This spec proposes to support negative filtering by the underlying resource provider's membership. Change-Id: I12d36993de58d75c639fc4eb3c9de6ad51d62b09 Blueprint: negative-aggregate-membership
13 KiB
Support filtering by forbidden aggregate membership
https://blueprints.launchpad.net/nova/+spec/negative-aggregate-membership
This blueprint proposes to support for negative filtering by the underlying resource provider's aggregate membership.
Problem description
Placement currently supports member_of query parameters
for the GET /resource_providers and
GET /allocation_candidates endpoints. This parameter is
either "a string representing an aggregate uuid" or "the prefix
in: followed by a comma-separated list of strings
representing aggregate uuids".
For example,
&member_of=in:<agg1>,<agg2>&member_of=<agg3>
would translate logically to:
Candidate resource providers should be in either agg1 or agg2, but definitely in agg3. (See alloc-candidates-member-of spec for details)

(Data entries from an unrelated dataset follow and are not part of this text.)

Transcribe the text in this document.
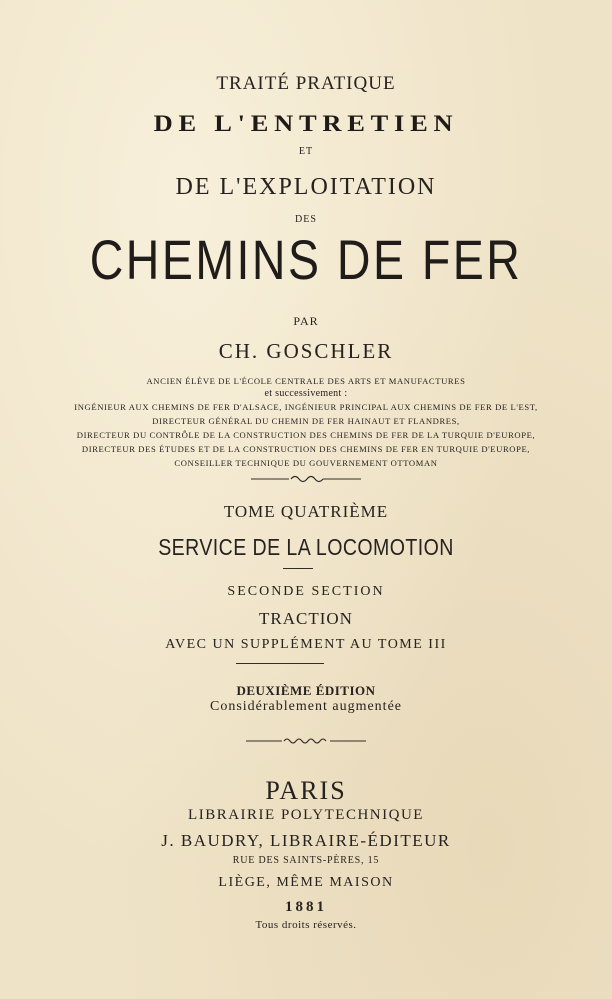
TRAITÉ PRATIQUE
DE L'ENTRETIEN
ET
DE L'EXPLOITATION
DES
CHEMINS DE FER
PAR
CH. GOSCHLER
ANCIEN ÉLÈVE DE L'ÉCOLE CENTRALE DES ARTS ET MANUFACTURES
et successivement :
INGÉNIEUR AUX CHEMINS DE FER D'ALSACE, INGÉNIEUR PRINCIPAL AUX CHEMINS DE FER DE L'EST,
DIRECTEUR GÉNÉRAL DU CHEMIN DE FER HAINAUT ET FLANDRES,
DIRECTEUR DU CONTRÔLE DE LA CONSTRUCTION DES CHEMINS DE FER DE LA TURQUIE D'EUROPE,
DIRECTEUR DES ÉTUDES ET DE LA CONSTRUCTION DES CHEMINS DE FER EN TURQUIE D'EUROPE,
CONSEILLER TECHNIQUE DU GOUVERNEMENT OTTOMAN
TOME QUATRIÈME
SERVICE DE LA LOCOMOTION
SECONDE SECTION
TRACTION
AVEC UN SUPPLÉMENT AU TOME III
DEUXIÈME ÉDITION
Considérablement augmentée
PARIS
LIBRAIRIE POLYTECHNIQUE
J. BAUDRY, LIBRAIRE-ÉDITEUR
RUE DES SAINTS-PÈRES, 15
LIÈGE, MÊME MAISON
1881
Tous droits réservés.
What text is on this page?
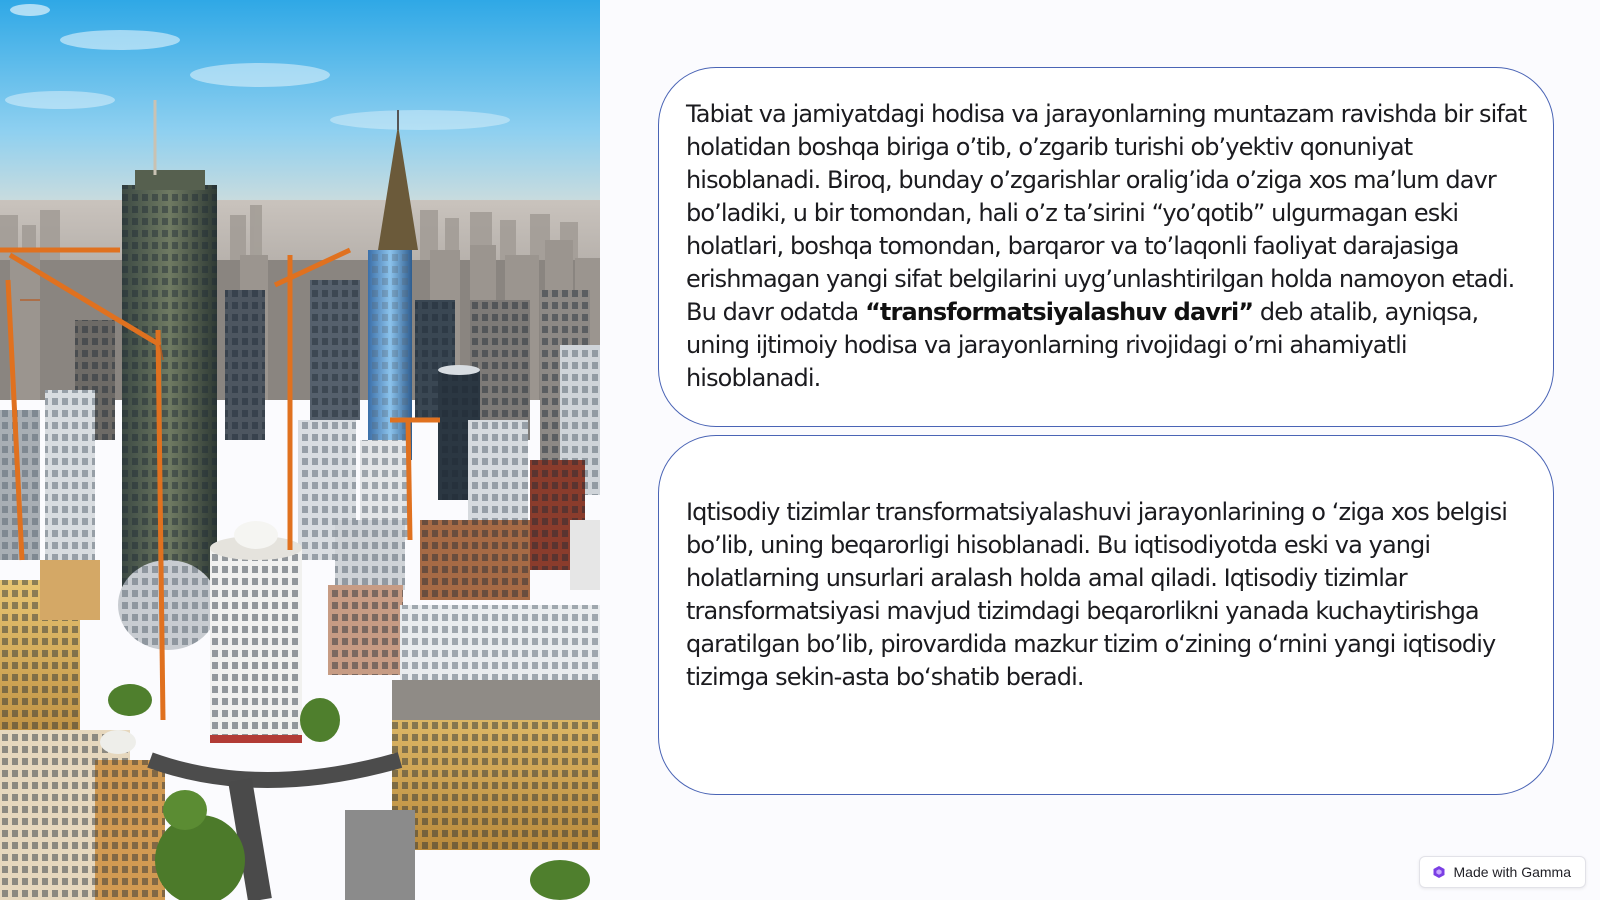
Tabiat va jamiyatdagi hodisa va jarayonlarning muntazam ravishda bir sifat holatidan boshqa biriga o’tib, o’zgarib turishi ob’yektiv qonuniyat hisoblanadi. Biroq, bunday o’zgarishlar oralig’ida o’ziga xos ma’lum davr bo’ladiki, u bir tomondan, hali o’z ta’sirini “yo’qotib” ulgurmagan eski holatlari, boshqa tomondan, barqaror va to’laqonli faoliyat darajasiga erishmagan yangi sifat belgilarini uyg’unlashtirilgan holda namoyon etadi. Bu davr odatda “transformatsiyalashuv davri” deb atalib, ayniqsa, uning ijtimoiy hodisa va jarayonlarning rivojidagi o’rni ahamiyatli hisoblanadi.

Iqtisodiy tizimlar transformatsiyalashuvi jarayonlarining o ‘ziga xos belgisi bo’lib, uning beqarorligi hisoblanadi. Bu iqtisodiyotda eski va yangi holatlarning unsurlari aralash holda amal qiladi. Iqtisodiy tizimlar transformatsiyasi mavjud tizimdagi beqarorlikni yanada kuchaytirishga qaratilgan bo’lib, pirovardida mazkur tizim o‘zining o‘rnini yangi iqtisodiy tizimga sekin-asta bo‘shatib beradi.

Made with Gamma
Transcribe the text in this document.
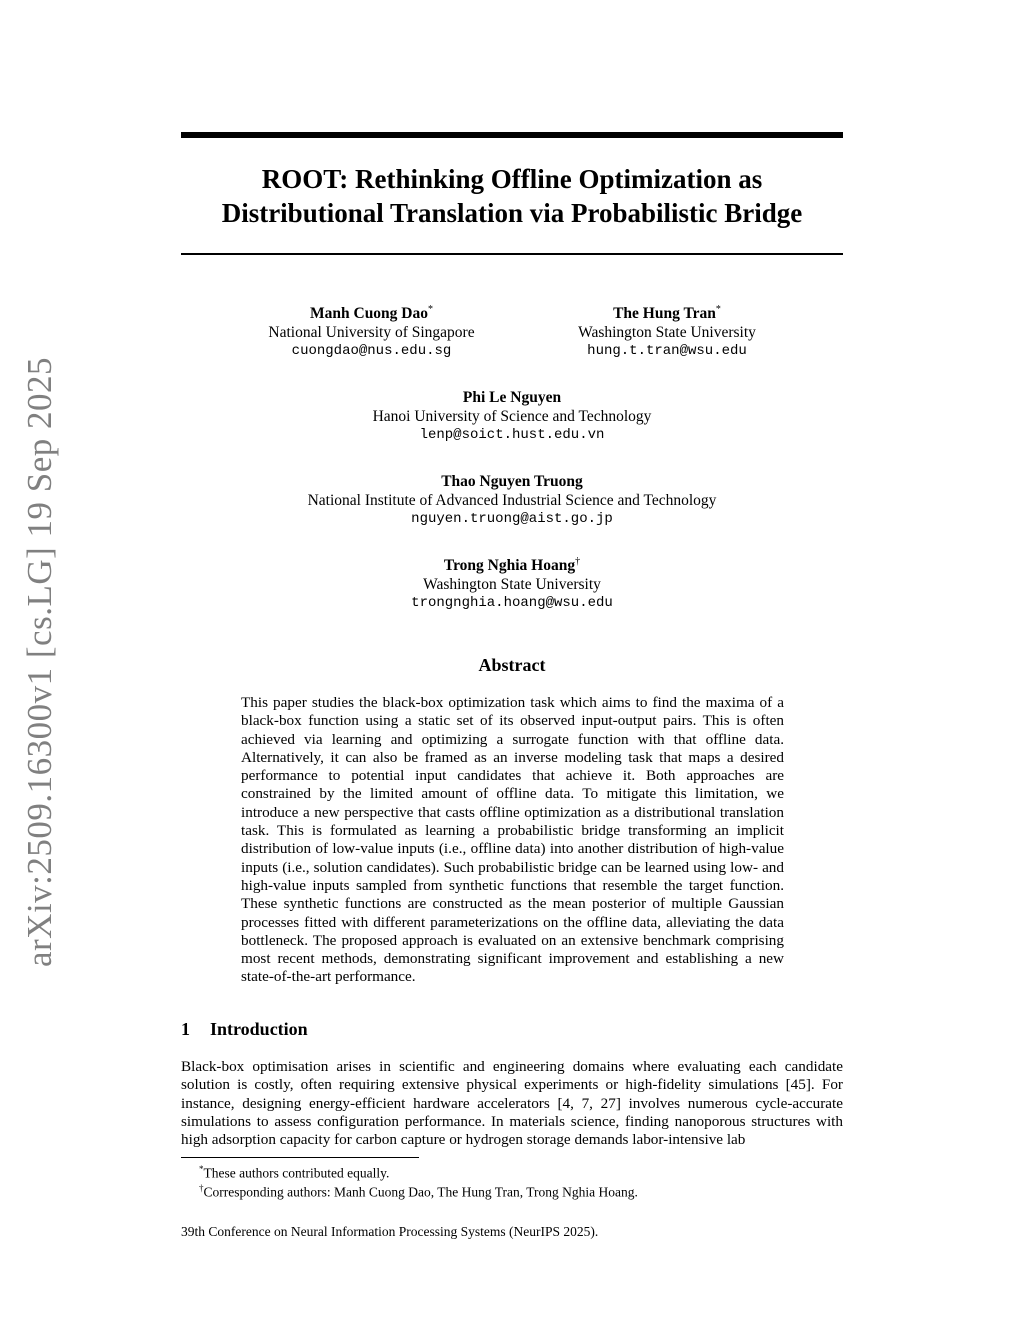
arXiv:2509.16300v1 [cs.LG] 19 Sep 2025
ROOT: Rethinking Offline Optimization as
Distributional Translation via Probabilistic Bridge
Manh Cuong Dao*
National University of Singapore
cuongdao@nus.edu.sg
The Hung Tran*
Washington State University
hung.t.tran@wsu.edu
Phi Le Nguyen
Hanoi University of Science and Technology
lenp@soict.hust.edu.vn
Thao Nguyen Truong
National Institute of Advanced Industrial Science and Technology
nguyen.truong@aist.go.jp
Trong Nghia Hoang†
Washington State University
trongnghia.hoang@wsu.edu
Abstract
This paper studies the black-box optimization task which aims to find the maxima of a black-box function using a static set of its observed input-output pairs. This is often achieved via learning and optimizing a surrogate function with that offline data. Alternatively, it can also be framed as an inverse modeling task that maps a desired performance to potential input candidates that achieve it. Both approaches are constrained by the limited amount of offline data. To mitigate this limitation, we introduce a new perspective that casts offline optimization as a distributional translation task. This is formulated as learning a probabilistic bridge transforming an implicit distribution of low-value inputs (i.e., offline data) into another distribution of high-value inputs (i.e., solution candidates). Such probabilistic bridge can be learned using low- and high-value inputs sampled from synthetic functions that resemble the target function. These synthetic functions are constructed as the mean posterior of multiple Gaussian processes fitted with different parameterizations on the offline data, alleviating the data bottleneck. The proposed approach is evaluated on an extensive benchmark comprising most recent methods, demonstrating significant improvement and establishing a new state-of-the-art performance.
1 Introduction
Black-box optimisation arises in scientific and engineering domains where evaluating each candidate solution is costly, often requiring extensive physical experiments or high-fidelity simulations [45]. For instance, designing energy-efficient hardware accelerators [4, 7, 27] involves numerous cycle-accurate simulations to assess configuration performance. In materials science, finding nanoporous structures with high adsorption capacity for carbon capture or hydrogen storage demands labor-intensive lab
*These authors contributed equally.
†Corresponding authors: Manh Cuong Dao, The Hung Tran, Trong Nghia Hoang.
39th Conference on Neural Information Processing Systems (NeurIPS 2025).
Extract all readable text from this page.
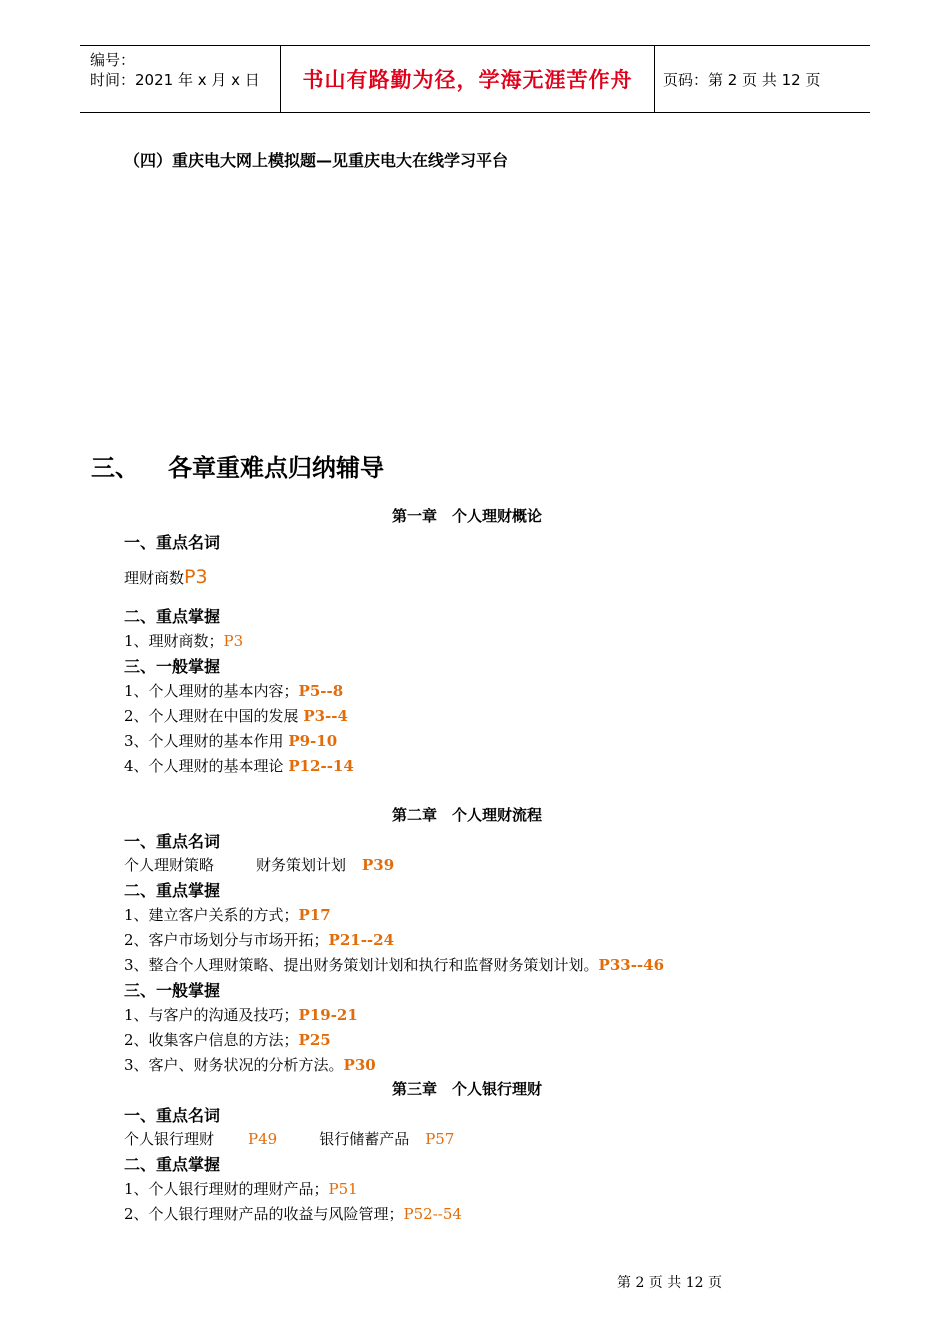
编号：
时间：2021 年 x 月 x 日	书山有路勤为径，学海无涯苦作舟	页码：第 2 页 共 12 页
（四）重庆电大网上模拟题—见重庆电大在线学习平台
三、 各章重难点归纳辅导
第一章　个人理财概论
一、重点名词
理财商数P3
二、重点掌握
1、理财商数；P3
三、一般掌握
1、个人理财的基本内容；P5--8
2、个人理财在中国的发展 P3--4
3、个人理财的基本作用 P9-10
4、个人理财的基本理论 P12--14
第二章　个人理财流程
一、重点名词
个人理财策略	财务策划计划 P39
二、重点掌握
1、建立客户关系的方式；P17
2、客户市场划分与市场开拓；P21--24
3、整合个人理财策略、提出财务策划计划和执行和监督财务策划计划。P33--46
三、一般掌握
1、与客户的沟通及技巧；P19-21
2、收集客户信息的方法；P25
3、客户、财务状况的分析方法。P30
第三章　个人银行理财
一、重点名词
个人银行理财 P49	银行储蓄产品 P57
二、重点掌握
1、个人银行理财的理财产品；P51
2、个人银行理财产品的收益与风险管理；P52--54
第 2 页 共 12 页
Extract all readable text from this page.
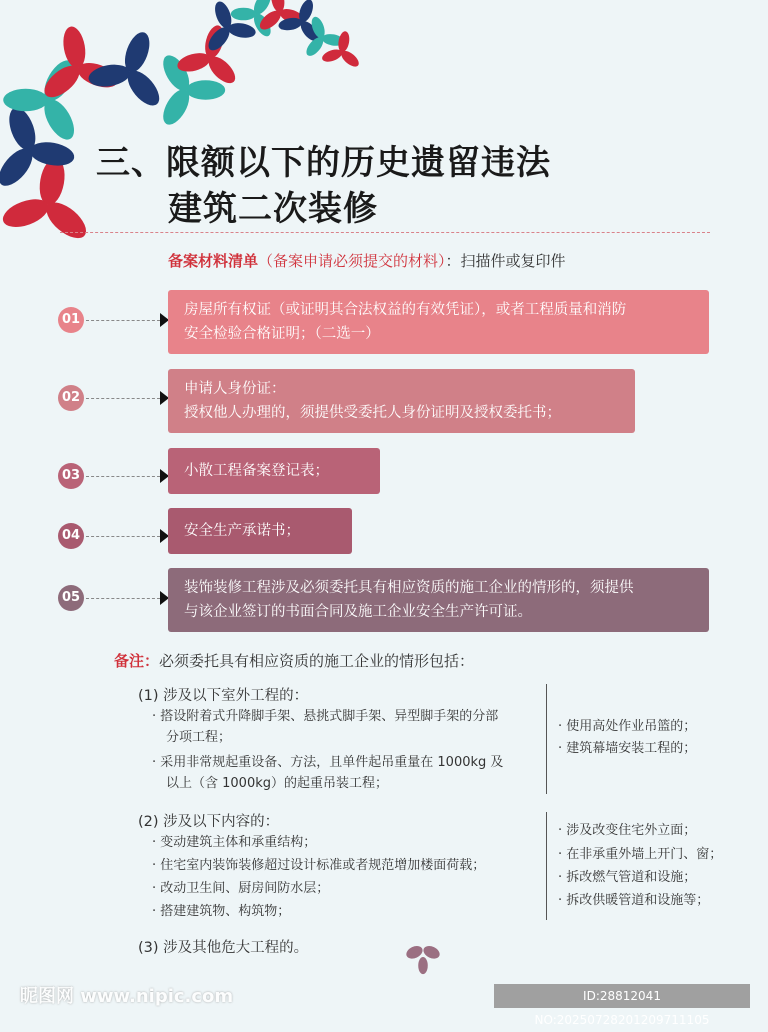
三、限额以下的历史遗留违法
建筑二次装修
备案材料清单（备案申请必须提交的材料）：扫描件或复印件
01
房屋所有权证（或证明其合法权益的有效凭证），或者工程质量和消防
安全检验合格证明；（二选一）
02
申请人身份证：
授权他人办理的，须提供受委托人身份证明及授权委托书；
03	小散工程备案登记表；
04	安全生产承诺书；
05
装饰装修工程涉及必须委托具有相应资质的施工企业的情形的，须提供
与该企业签订的书面合同及施工企业安全生产许可证。
备注：必须委托具有相应资质的施工企业的情形包括：
(1) 涉及以下室外工程的：
· 搭设附着式升降脚手架、悬挑式脚手架、异型脚手架的分部
分项工程；
· 采用非常规起重设备、方法，且单件起吊重量在 1000kg 及
以上（含 1000kg）的起重吊装工程；
· 使用高处作业吊篮的；
· 建筑幕墙安装工程的；
(2) 涉及以下内容的：
· 变动建筑主体和承重结构；
· 住宅室内装饰装修超过设计标准或者规范增加楼面荷载；
· 改动卫生间、厨房间防水层；
· 搭建建筑物、构筑物；
· 涉及改变住宅外立面；
· 在非承重外墙上开门、窗；
· 拆改燃气管道和设施；
· 拆改供暖管道和设施等；
(3) 涉及其他危大工程的。
昵图网 www.nipic.com	ID:28812041 NO:20250728201209711105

However, there is no expression for forbidden aggregates in the API. In other words, we have no way to say "don't use resource providers in this special aggregate for non-special workloads".
Use Cases
This feature is useful to save special resources for specific users.
Use Case 1
Some of the compute host are Licensed Windows Compute Host, meaning any VMs booted on this compute host will be considered as licensed Windows image and depending on the usage of VM, operator will charge it to the end-users. As an operator, I want to avoid booting images/volumes other than Windows OS on Licensed Windows Compute Host.
Use Case 2
Reservation projects like blazar would like to have its own aggregate for host reservation in order to have consumers without any reservations to be scheduled outside of that aggregate in order to save the reserved resources.
Proposed change
Adjust the handling of the member_of parameter so that
aggregates can be expressed as forbidden. Forbidden aggregates are
prefixed with a !.
In the following example,
&member_of=!<agg1>
would translate logically to:
Candidate resource providers should not be in agg1.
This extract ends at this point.